Oakville Residents Oppose Senior Living Complex

Michelle Norris, a senior vice president for National Church Residences, address the St. Louis County Planning Commission during a meeting regarding the construction of a senior housing complex by the developer on Monday, July 15, 2013, at the County Council chamber in Clayton.

For the second time in five weeks, the residents of the Oakville area descended Monday on the St. Louis County Building to register disapproval over a low-income senior citizen housing complex — a project already under construction.

Characterizing the project as “one of the greatest failures in St. Louis County government history,” Oakville businessman Mark Haefner captured the prevailing sentiment about a proposal that sailed through the planning process unnoticed and unopposed barely a year ago.

The County Planning Commission, which reopened the issue at the behest of the County Council, is expected to act on the measure next month.

County Executive Charlie Dooley warned last month that the county will incur severe legal penalties if it halts work on a project that began construction in the spring at 6050 Telegraph Road.
Clayton attorney John King, representing the developer and operator of the 45-unit complex, National Church Residences, said that in the 40-plus years he’s handled zoning cases, he could not recall another instance of the county rescinding approval for an active project.

Michelle Norris, a senior vice president for National Church Residences, attempted to assure the audience that the organization was bound by the rules to serve — as it does at other locations around the nation — a population where the average resident is a 78-year-old woman.

“We are restricted to senior housing only,” Norris said. “We will receive a lot of penalties if we don’t follow the rules.”

Norris’ assurances did nothing to placate a crowd of 235 that packed the council auditorium.

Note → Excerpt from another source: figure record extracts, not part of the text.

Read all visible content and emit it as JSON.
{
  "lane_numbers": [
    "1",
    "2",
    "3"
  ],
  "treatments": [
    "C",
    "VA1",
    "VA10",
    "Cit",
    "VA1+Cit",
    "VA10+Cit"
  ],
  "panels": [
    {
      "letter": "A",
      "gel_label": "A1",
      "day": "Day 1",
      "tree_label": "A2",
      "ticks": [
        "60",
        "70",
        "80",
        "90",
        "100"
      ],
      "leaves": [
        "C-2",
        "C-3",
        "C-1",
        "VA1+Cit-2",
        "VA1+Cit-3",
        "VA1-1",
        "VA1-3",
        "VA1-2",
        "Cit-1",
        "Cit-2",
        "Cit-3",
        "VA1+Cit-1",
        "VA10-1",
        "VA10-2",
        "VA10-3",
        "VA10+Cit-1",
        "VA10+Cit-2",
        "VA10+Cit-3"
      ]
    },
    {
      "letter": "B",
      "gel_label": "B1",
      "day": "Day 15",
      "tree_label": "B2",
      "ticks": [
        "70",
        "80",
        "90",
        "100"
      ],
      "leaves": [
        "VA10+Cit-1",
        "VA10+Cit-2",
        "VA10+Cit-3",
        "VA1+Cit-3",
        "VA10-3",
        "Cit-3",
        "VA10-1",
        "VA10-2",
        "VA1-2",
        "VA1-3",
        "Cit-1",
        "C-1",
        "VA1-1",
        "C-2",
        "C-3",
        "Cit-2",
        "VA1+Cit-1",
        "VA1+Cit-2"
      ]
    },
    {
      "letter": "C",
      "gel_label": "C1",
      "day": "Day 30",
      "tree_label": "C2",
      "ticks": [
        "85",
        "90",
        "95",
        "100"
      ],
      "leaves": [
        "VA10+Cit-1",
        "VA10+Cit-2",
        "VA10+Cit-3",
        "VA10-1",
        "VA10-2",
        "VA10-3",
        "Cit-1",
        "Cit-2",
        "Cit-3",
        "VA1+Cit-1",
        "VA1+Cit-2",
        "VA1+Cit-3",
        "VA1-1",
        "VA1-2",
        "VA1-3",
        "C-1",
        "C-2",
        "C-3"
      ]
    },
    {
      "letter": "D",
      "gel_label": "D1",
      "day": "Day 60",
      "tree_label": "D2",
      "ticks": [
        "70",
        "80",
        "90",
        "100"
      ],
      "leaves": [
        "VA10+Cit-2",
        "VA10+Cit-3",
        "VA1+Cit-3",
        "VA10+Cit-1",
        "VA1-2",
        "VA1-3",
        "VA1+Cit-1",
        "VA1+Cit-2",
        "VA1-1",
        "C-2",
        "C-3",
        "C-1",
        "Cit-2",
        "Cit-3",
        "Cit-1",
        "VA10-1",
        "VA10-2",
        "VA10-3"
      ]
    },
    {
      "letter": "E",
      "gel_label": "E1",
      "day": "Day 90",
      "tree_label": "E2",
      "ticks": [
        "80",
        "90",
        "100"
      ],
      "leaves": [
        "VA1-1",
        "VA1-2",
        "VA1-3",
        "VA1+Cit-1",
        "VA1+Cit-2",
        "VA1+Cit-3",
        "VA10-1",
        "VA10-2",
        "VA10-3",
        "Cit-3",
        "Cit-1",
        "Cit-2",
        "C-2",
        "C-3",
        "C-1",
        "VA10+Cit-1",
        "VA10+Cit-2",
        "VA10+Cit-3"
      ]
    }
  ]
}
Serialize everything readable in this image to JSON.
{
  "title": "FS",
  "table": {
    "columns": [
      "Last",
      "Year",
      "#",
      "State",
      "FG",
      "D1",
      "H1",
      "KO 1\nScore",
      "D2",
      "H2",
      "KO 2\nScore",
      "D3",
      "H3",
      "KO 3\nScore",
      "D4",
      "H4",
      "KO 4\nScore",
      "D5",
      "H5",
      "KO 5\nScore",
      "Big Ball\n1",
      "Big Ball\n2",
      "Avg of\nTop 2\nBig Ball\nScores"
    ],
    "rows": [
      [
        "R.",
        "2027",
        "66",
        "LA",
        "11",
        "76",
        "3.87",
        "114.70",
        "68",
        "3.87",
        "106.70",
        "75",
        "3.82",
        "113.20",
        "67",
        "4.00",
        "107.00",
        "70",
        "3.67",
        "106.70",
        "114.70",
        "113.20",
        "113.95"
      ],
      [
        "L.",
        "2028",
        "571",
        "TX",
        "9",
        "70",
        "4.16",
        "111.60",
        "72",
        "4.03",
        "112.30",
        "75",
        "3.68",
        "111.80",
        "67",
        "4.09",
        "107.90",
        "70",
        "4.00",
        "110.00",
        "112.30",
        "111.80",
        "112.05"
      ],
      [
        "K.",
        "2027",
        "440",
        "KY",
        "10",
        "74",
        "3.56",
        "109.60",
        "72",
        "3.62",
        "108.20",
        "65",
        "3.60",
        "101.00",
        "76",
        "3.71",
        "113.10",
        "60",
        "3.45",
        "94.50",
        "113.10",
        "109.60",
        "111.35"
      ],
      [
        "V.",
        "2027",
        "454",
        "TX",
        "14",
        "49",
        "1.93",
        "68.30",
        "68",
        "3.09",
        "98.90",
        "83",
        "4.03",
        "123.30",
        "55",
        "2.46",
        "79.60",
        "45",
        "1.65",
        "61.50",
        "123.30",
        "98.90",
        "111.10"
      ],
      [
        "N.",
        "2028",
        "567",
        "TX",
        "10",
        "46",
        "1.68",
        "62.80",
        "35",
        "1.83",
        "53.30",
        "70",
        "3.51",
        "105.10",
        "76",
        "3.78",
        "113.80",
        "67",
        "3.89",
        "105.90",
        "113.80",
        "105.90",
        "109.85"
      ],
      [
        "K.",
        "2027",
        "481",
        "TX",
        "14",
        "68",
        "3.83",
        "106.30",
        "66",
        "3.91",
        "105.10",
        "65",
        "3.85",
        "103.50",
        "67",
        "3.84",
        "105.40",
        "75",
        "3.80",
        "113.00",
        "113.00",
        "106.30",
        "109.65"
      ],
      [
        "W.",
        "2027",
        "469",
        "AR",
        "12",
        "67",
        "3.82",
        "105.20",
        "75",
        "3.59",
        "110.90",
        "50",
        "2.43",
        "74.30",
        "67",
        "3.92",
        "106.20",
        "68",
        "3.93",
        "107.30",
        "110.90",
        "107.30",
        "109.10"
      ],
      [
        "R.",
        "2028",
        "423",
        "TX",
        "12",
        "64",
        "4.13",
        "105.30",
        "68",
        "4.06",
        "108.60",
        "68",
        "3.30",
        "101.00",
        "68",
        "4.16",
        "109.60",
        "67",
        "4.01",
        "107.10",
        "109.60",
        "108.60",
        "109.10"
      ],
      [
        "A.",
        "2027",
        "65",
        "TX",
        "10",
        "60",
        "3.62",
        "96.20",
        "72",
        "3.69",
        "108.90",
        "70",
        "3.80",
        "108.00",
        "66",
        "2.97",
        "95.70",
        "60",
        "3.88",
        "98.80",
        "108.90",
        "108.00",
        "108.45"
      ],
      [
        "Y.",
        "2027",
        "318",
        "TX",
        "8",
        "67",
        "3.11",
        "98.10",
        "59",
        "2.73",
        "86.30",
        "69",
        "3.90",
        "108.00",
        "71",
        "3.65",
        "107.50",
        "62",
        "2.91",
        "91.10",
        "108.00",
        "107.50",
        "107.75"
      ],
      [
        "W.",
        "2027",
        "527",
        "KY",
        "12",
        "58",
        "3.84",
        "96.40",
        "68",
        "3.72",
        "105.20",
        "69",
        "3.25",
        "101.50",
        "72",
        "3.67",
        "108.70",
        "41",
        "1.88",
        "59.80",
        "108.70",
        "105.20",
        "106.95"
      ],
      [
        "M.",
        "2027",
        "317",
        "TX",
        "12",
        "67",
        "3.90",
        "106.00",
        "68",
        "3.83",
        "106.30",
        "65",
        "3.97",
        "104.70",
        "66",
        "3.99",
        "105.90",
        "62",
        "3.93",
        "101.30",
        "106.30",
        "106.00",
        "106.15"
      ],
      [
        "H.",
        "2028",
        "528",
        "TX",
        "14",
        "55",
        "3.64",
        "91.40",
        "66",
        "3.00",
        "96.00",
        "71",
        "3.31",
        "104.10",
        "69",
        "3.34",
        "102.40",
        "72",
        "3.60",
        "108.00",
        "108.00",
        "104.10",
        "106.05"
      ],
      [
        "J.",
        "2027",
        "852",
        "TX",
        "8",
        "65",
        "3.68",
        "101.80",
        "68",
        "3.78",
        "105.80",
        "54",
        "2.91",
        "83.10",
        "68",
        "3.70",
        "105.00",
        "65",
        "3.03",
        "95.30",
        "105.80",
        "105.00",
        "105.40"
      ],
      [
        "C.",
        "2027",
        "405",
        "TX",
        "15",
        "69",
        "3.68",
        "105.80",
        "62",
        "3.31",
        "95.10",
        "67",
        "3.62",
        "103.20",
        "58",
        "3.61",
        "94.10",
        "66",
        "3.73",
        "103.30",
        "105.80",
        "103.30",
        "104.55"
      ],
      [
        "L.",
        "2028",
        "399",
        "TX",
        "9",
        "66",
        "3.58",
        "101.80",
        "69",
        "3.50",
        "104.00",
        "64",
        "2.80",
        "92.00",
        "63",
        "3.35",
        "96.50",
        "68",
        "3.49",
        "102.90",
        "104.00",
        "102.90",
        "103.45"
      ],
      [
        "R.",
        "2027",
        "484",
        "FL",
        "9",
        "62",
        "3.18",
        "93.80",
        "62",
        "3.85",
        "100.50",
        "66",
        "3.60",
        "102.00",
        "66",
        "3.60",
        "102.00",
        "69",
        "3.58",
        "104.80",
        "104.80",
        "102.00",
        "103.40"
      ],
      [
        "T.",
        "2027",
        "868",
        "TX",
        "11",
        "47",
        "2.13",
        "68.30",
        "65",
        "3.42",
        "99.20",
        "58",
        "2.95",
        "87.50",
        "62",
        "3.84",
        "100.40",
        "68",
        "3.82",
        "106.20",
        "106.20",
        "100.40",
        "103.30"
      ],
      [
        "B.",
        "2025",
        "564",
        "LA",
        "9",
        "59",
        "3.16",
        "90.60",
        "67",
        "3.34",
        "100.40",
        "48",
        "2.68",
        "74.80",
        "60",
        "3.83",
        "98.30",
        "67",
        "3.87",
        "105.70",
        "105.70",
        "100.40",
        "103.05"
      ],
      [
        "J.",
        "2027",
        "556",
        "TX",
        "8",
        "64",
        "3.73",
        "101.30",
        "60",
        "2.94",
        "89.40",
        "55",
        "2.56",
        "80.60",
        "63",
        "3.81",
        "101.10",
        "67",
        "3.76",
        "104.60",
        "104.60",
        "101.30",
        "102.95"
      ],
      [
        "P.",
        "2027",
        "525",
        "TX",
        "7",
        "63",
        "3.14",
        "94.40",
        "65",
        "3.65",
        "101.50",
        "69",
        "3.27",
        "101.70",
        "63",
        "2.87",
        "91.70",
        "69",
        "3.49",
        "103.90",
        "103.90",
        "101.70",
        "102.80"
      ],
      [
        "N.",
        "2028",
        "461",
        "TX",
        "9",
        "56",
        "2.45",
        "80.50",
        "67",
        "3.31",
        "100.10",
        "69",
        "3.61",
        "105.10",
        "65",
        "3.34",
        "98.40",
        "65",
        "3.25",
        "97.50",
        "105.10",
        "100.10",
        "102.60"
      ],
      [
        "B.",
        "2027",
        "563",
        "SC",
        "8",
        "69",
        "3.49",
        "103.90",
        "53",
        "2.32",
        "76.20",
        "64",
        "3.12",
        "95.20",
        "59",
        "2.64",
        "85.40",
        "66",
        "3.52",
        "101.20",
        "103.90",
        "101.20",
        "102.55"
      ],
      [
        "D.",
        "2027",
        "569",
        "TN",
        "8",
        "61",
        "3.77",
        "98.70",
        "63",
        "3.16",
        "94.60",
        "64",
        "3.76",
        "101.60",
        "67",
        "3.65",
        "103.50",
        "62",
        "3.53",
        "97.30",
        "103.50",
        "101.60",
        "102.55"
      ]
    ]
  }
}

An additional 75 opponents milled outside the room, prevented from entering by the occupancy code.
Lynn Link was the first to raise a dominant objection: The complex’s proximity to the pre-kindergarten Goddard School, located on adjoining property.

Goddard parents, Link said, have “justifiable concerns” about the National Church Residences’ facility placing a Dumpster containing “soiled adult undergarments and used syringes” 5 feet from the school boundary.